Very few waterways contain a mussel called the eastern elliptio. An exception is Deer Creek in Harford County. That’s where scientists went to collect female mussels.
“We want to use a healthy mussel population to help start a new population in a similar part of the state,” according to Department of Natural Resources biologist Matt Ashton.
The mussels are held in aquariums until they release their microscopic larvae, which is collected. Then it gets complicated.
“Their larvae are parasitic and they require a fish to act as their host and turn the larvae into juvenile mussels,” Ashton said.

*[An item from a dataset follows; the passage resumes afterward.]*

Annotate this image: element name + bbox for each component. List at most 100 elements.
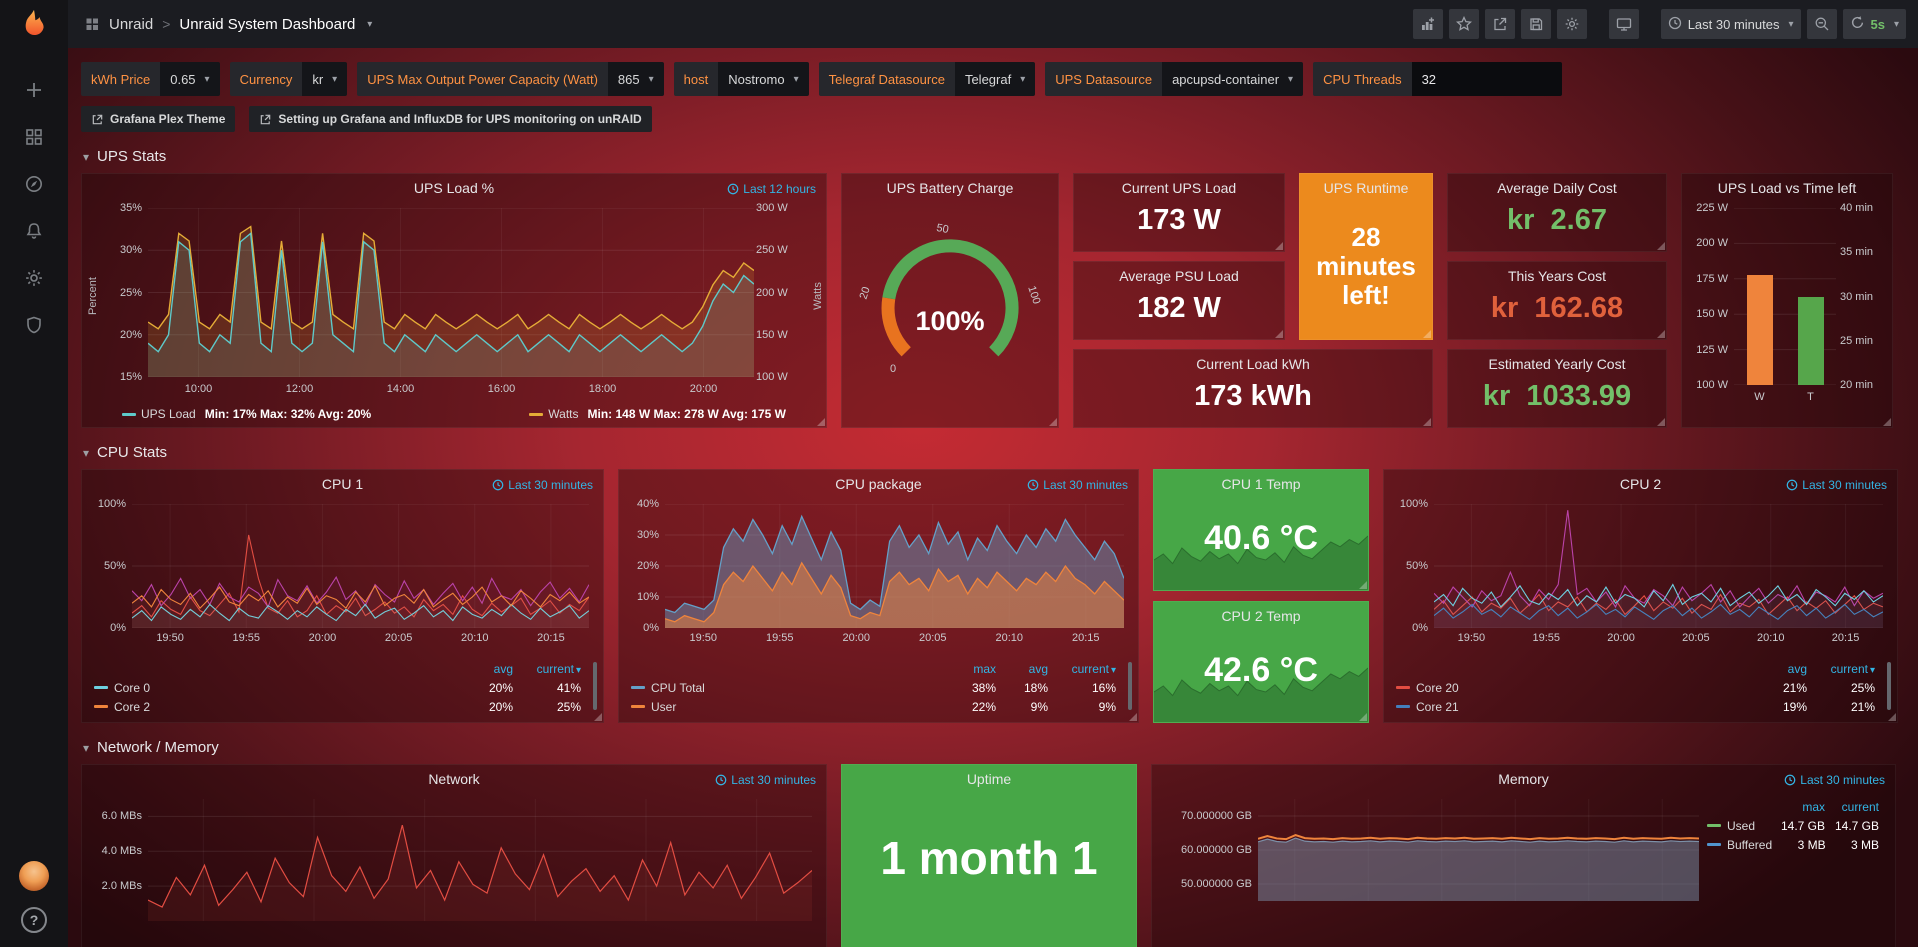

Not just any fish, but American eels. The collected larvae are poured over the eels. The larvae then feeds off the eel’s gills for a couple of weeks. When big enough, they drop off as juvenile mussels.
When it happens in the wild, Ashton says, “If they fall in a good place they have a chance to survive. If they fall off in a bad place they’ll likely die.”
The mussels being raised at the Cedarville Fish Hatchery will be planted in a good place in the Patuxent River when they are large enough. The reason: a number of dams have been removed from the river and the eels have returned. It’s hoped the human-raised mussels will have a shot at reproducing on their own.
According to Ashton, this effort is about more than just the mussels.
“We want to increase water filtration. All the good things that mussels do, like provide food for other animals. We want more of that in the rivers,” he said.